I love color and “action” artwork – marks, lines and paint laid down fast. Frenzied. With energy.

As such, I take particular delight in this week’s artwork shared by the Dusti Bongé Art Foundation with analysis of the work coming from DBAF Executive Director Ligia M. Römer as always.

Dusti Bongé, Black Hardbound Artist Sketchbook – p.77, 1980, mixed media on paper, 8 1/4” x 5 1/4”

This week we jump into one of Dusti Bongé’s later sketchbooks from the 1980s again. This is one of those basic black hardbound artists’ sketch books commonly used at the time. Although it looks like a few pages were torn out, it still contains over ninety pages of watercolor paintings, felt tip pen drawings, handwritten poems, typed poems and several paper inserts with yet more poems.

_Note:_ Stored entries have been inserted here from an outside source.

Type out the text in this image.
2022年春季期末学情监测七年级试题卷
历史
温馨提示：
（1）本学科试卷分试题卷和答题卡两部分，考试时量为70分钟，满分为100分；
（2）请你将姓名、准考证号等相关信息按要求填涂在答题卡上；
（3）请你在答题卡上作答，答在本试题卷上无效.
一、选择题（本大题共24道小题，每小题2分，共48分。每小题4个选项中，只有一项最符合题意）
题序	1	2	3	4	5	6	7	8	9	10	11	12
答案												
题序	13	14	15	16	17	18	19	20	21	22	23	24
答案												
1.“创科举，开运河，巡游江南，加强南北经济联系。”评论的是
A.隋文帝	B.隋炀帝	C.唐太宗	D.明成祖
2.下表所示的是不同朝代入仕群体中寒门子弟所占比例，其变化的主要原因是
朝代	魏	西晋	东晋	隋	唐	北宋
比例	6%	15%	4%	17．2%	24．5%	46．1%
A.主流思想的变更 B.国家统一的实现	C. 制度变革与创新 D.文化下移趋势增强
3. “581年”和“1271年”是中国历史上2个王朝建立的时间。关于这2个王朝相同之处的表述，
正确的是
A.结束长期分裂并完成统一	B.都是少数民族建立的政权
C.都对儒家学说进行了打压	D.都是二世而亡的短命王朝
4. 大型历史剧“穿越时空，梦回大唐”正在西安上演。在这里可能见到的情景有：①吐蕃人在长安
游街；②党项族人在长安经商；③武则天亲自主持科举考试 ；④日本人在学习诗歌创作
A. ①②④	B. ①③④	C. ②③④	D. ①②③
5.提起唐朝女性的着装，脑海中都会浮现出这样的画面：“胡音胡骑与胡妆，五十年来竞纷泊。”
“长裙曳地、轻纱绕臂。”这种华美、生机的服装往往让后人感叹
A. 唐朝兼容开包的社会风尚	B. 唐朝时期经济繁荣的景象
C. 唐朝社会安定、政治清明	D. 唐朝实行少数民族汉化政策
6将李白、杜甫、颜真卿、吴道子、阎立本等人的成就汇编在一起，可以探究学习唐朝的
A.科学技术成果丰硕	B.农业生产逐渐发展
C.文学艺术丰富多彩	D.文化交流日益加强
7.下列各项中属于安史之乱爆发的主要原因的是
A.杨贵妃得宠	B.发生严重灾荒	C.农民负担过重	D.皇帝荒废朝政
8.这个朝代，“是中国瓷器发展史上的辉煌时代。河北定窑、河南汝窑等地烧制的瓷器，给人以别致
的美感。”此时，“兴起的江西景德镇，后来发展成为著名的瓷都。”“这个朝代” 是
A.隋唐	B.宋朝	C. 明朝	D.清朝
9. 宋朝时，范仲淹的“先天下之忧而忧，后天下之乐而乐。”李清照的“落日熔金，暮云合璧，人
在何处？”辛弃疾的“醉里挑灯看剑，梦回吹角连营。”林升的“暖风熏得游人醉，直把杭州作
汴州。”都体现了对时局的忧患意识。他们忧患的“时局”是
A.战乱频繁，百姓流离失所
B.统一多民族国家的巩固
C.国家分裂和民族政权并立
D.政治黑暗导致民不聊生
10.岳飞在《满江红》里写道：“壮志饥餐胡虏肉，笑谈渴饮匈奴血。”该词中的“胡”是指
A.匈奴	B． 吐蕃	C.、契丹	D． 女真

There are several small paintings with this figure-eight composition in the book. This shape has a long history, having been studied since at least the 5th century as an algebraic curve now known as the lemniscate.

 In the 16th century it became the symbol for infinity In mathematics. The mathematical infinity symbol is used to represent a potential infinity, rather than an actually infinite quantity.

The symbol has also been used in mythical and literary contexts to refer to a more symbolic idea of the infinite.

Given Dusti’s interest in Zen Buddhism and its concept of the void or emptiness, i.e., that reality lies beyond our ordinary perception, it is not surprising that a concept like infinity would also intrigue her. Both are concepts that confront us with the unattainable knowledge and very tenuous grasp we have on reality.

In this study, Dusti drew the figure-eight shape several times in black felt tip pen and accented different parts of its curves with fiery red and yellow marks. The enclosed two ovoid shapes are rendered in different shades of watery green. There are a few hints of blue completing those shapes in between the multiple black lines of the lemniscate and all of it is set on a background pale blue wash.

Although she uses only four base hues, the whole achieves a rich array of multicolored tones.